Ce qui se fait tout aussi bien ce sont les cocktails. Je ne m’en lasse jamais, sans compter qu’il fallait que j’anticipe mon prochain retour vers la belle France, donc que je commence à écouler mes stocks. Nous avons réussi un grand chelem, 6 cocktails, 6 réussites.
Le swimming pool si dessous, ou encore cocktail à l’arrache : n’ayant pas de lait de coco nous ne nous sommes pas laissées dégonflées, un peu de malibu coco et de crème fraiche feront l’affaire :


Ci-dessous le cuba libre qui est une grosse blague tellement c’est simple à préparer et que c’est bon. Il suffit de remplir la moitié du verre de glace (pilée si possible), de presser des quartiers de citron et de les lâcher dans le verre, d’ajouter 6cl de rhum et d’allonger avec du coca. D’ailleurs Marion a apprécié :

Fini de jouer et direction la soirée. Munich fait parti de ces villes où vous ne vous posez pas la question de savoir s’il y a un endroit où sortir mais quel endroit choisir. C’est un réel problème, vous ouvrez une page qui récapitule les soirées et il y en a toujours au minimum 8 de répertoriées. Dur dur, ce soir là nous avons opté pour la « Tunnel Party » qui comme son nom l’indique aura lieu dans un tunnel qui va bientôt être inauguré.
Une fois arrivées dans les méandres du métro je me concentrais pour comprendre quelque chose aux panneaux d’affichage jusqu’à ce qu’une blonde me saute dessus : Vera, l’autre stagiaire. Imaginez-vous : un samedi soir à Munich dans les méandres du métro, m’enfin ici plus rien ne m’étonne ! L’information importante c’est qu’elle revenait justement de la « tunnel party » et expliqué que l’on ne pouvait plus y accéder. Elle avait un plan B et nous l’avons donc suivie jusqu’au bout de la nuit.
Sans le savoir nous allions faire l’ouverture d’une boite de nuit branchée avec de l’électronique, une fois de plus. Cette boite se trouvait dans les anciens locaux de la poste, comme vous pouvez le voir sur la photo (Isarpost = poste de l’Isar):


La salle était bondée de beau monde et pour une fois il m’a semblé que la moyenne d’âge était plus basse que dans les autres clubs (22-25 ans) à vue de nez. Toutefois en Allemagne il ne faut jamais se fier à cela car ils font souvent plus jeunes qu’ils ne le sont.
Anecdote de la soirée : alors que nous agitions nos petits bras sur la piste de danse, enfin que nous dansions, un allemand s’est avancé vers Marion et moi et nous a dit « Vous dansez super bien, continuez comme ça ». Il est parti direct après, nous en avons déduit premièrement qu’il ne s’agissait même pas d’une tentative d’approche. Deuxièmement je pense que cette remarque vient du fait qu’aucun allemand ou presque ne dansait. Ils sont tous debout, parlent entre eux et dansent très peu. Je ne peux pas remettre en cause mes talents de danseuse, puisque je n’en ai aucun ! Enfin ça fait toujours plaisir.

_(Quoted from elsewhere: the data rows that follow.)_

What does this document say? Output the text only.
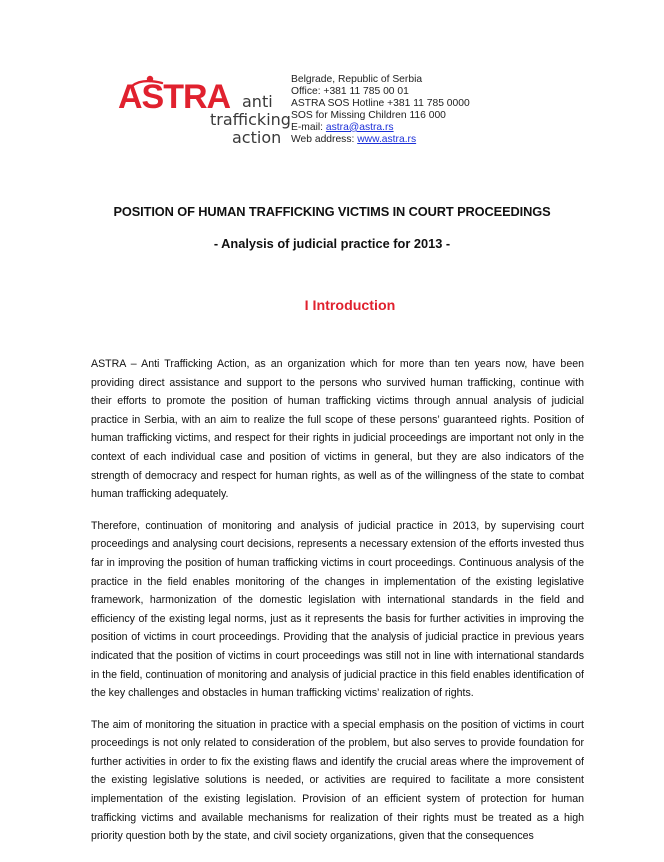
ASTRA anti
trafficking
action
Belgrade, Republic of Serbia
Office: +381 11 785 00 01
ASTRA SOS Hotline +381 11 785 0000
SOS for Missing Children 116 000
E-mail: astra@astra.rs
Web address: www.astra.rs
POSITION OF HUMAN TRAFFICKING VICTIMS IN COURT PROCEEDINGS
- Analysis of judicial practice for 2013 -
I Introduction

ASTRA – Anti Trafficking Action, as an organization which for more than ten years now, have been providing direct assistance and support to the persons who survived human trafficking, continue with their efforts to promote the position of human trafficking victims through annual analysis of judicial practice in Serbia, with an aim to realize the full scope of these persons’ guaranteed rights. Position of human trafficking victims, and respect for their rights in judicial proceedings are important not only in the context of each individual case and position of victims in general, but they are also indicators of the strength of democracy and respect for human rights, as well as of the willingness of the state to combat human trafficking adequately.

Therefore, continuation of monitoring and analysis of judicial practice in 2013, by supervising court proceedings and analysing court decisions, represents a necessary extension of the efforts invested thus far in improving the position of human trafficking victims in court proceedings. Continuous analysis of the practice in the field enables monitoring of the changes in implementation of the existing legislative framework, harmonization of the domestic legislation with international standards in the field and efficiency of the existing legal norms, just as it represents the basis for further activities in improving the position of victims in court proceedings. Providing that the analysis of judicial practice in previous years indicated that the position of victims in court proceedings was still not in line with international standards in the field, continuation of monitoring and analysis of judicial practice in this field enables identification of the key challenges and obstacles in human trafficking victims’ realization of rights.

The aim of monitoring the situation in practice with a special emphasis on the position of victims in court proceedings is not only related to consideration of the problem, but also serves to provide foundation for further activities in order to fix the existing flaws and identify the crucial areas where the improvement of the existing legislative solutions is needed, or activities are required to facilitate a more consistent implementation of the existing legislation. Provision of an efficient system of protection for human trafficking victims and available mechanisms for realization of their rights must be treated as a high priority question both by the state, and civil society organizations, given that the consequences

Après avoir dépensé tant d’énergie sur la piste de danse, nous devions reprendre des forces. Rien de tel qu’un « Mac Donald américain, t’entends ». Sans rire le Mac Do situé non loin de là était ultime. Je peux vous assurer que l’on apprécie rarement autant ces petits burgers après une bonne soirée et alors que le jour se lève. De toute façon c’était une condition nécessaire à notre retour au foyer à pied, durrrrrrrrrrrrr.